TN- Hoje em dia sente alguma falta do português?

R: Eu gosto muito da nossa língua, quando eu encontro uma pessoa na qual eu posso falar em português é bom. Nós somos diferentes, comunicativos, não sei, nosso coração é diferente, por exemplo: Você não olha para um negro com raiva, você olha com pena, por que agora não é ele que está passando necessidades, mas foram os pais, avós. É uma pena, a África é linda, eu adoro a África do sul. Talvez seja por que tenho meus filhos e netos aqui, não tenho coragem de deixar ela sozinha de jeito nenhum.

TN- Interessante é ver a quantidade de brasileiros que a senhora conhece, nos conte como começou esta relação de amizade?

R: Nós fazíamos pastel e na época o Cosme pediu autorização para o embaixador deixar nós vendermos o pastel na embaixada.
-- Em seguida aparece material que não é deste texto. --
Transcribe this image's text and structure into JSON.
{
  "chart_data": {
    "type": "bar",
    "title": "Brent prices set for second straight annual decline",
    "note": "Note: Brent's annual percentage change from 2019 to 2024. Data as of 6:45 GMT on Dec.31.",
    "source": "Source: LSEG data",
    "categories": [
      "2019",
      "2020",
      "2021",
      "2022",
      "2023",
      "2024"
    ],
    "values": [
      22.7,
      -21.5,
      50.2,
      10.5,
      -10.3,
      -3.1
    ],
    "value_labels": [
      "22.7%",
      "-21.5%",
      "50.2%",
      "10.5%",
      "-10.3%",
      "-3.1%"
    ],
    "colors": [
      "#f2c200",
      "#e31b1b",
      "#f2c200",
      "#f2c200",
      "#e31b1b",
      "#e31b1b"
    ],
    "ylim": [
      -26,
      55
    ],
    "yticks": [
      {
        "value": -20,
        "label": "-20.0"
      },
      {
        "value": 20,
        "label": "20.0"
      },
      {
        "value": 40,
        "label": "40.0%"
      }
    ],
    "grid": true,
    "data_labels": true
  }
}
O pedido foi concedido e daí comecei a conhecer comandantes, coronéis, funcionários e com isso já estávamos inseridos no ciclo.

TN- Há quarenta e seis anos vivendo aqui, a senhora se sente mais brasileira ou sul-africana?

R: Não gosto do Brasil, vou ser franca. Meu marido se aposentou e nós voltamos para o Brasil, pois ele disse que queria morrer na terra dele. Vendemos tudo que nós tínhamos e saímos da casa somente com as malas. Mas não adiantou não nos acostumamos. Tenho filhos e netos aqui, eles me ligavam e falavam para nós voltarmos. O meu neto me escrevia cada carta. Um natal eles foram passar conosco, lá resolvemos vender tudo de novo e assim voltamos com eles.